Apollo Tyres is expecting to step up after-market sales of its branded tyres in Europe to 60,000-65,000 by next winter (from September). The company is currently selling approximately 50,000 ‘Apollo Tyre' a month in Germany, the Netherlands, the UK and Italy.
This is over and above the sales of ‘Vredestein' branded tyres manufactured by its European outfit Apollo Vredestein BV (AVBV). Apollo tyre was the first major made-in-India brand to be launched in Europe last year.
Winter booking
“The winter bookings have already begun and we are expecting sales to pick up in the coming season,” company Managing Director, Mr. Neeraj R.S. Kanwar, told
Winter sales are extremely important for tyre makers to gain customers' confidence in Europe.
“We are not in a hurry to sell volumes. We are there to build a brand from India. Thankfully the customer feedback to our tyres is very good and we are slowly but steadily gaining ground,” Mr Kanwar said.
Though it officially entered the European market with four home-grown passenger car and SUV radials in May 2010, sales of “Apollo” tyres has actually picked up in the winter season leading to a total sales turnover (in Europe) of €5.5 million during the second half of the fiscal.
According to Mr. Kanwar, the company is not considering any publicity campaign in Europe at this juncture. “European market is as large as 300 million tyres a year. We will roll out publicity campaigns only when we could foresee sales in big numbers,” he said.
OE initiative
Meanwhile, effort is on to break into the ranks of OE (original equipment) suppliers to automakers in Europe. “Many of the European car makers like VW, Audi, Skoda use Apollo tyres in India. We are negotiating with them for OE supplies in Europe. VW is currently testing our products,” he said.

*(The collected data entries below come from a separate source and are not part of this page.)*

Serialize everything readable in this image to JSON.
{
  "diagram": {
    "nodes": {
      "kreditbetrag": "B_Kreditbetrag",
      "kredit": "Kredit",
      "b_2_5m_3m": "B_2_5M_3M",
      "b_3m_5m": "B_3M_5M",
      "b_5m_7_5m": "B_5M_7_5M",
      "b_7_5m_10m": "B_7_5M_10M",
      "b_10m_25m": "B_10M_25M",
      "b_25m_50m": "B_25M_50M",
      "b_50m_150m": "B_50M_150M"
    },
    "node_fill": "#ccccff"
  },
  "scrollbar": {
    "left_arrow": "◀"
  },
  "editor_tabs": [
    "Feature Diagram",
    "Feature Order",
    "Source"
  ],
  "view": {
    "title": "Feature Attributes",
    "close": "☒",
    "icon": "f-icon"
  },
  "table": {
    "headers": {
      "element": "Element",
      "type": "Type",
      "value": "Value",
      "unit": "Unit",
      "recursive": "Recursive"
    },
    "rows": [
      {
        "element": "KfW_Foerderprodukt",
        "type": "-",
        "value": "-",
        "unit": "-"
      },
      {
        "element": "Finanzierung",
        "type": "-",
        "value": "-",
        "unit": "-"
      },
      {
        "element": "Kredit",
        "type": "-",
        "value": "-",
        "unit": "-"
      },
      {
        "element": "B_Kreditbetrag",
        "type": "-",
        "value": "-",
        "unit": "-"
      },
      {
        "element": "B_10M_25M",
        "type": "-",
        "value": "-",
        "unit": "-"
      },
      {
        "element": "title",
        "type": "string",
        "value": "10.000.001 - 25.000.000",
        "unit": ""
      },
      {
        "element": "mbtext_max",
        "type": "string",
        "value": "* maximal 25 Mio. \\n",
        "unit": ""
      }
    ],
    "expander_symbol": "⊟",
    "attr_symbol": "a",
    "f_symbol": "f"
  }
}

On the proposed entry in East Europe, preferably through acquisition route, Mr Kanwar said that the company has “just started” working out a strategy on the same.
‘No India advantage'
Responding to queries about possible outsourcing of Vredestein products from India, Mr Kanwar said that the freight cost to Europe, the duty on raw material (natural rubber) and cost of capital more or less offset the labour cost arbitrage in India.
“Contrary to the popular perception, lack of infrastructure and very high cost of capital make manufacturing in India costlier than not merely China but even the emerging economies like Indonesia,” he said.
According to him, labour cost is not more than 6-7 per cent of the total production cost. Moreover, while wages are higher in Europe, lack of multi-skill in Indian labour force domestic industries to employ relatively higher number of people than in Europe.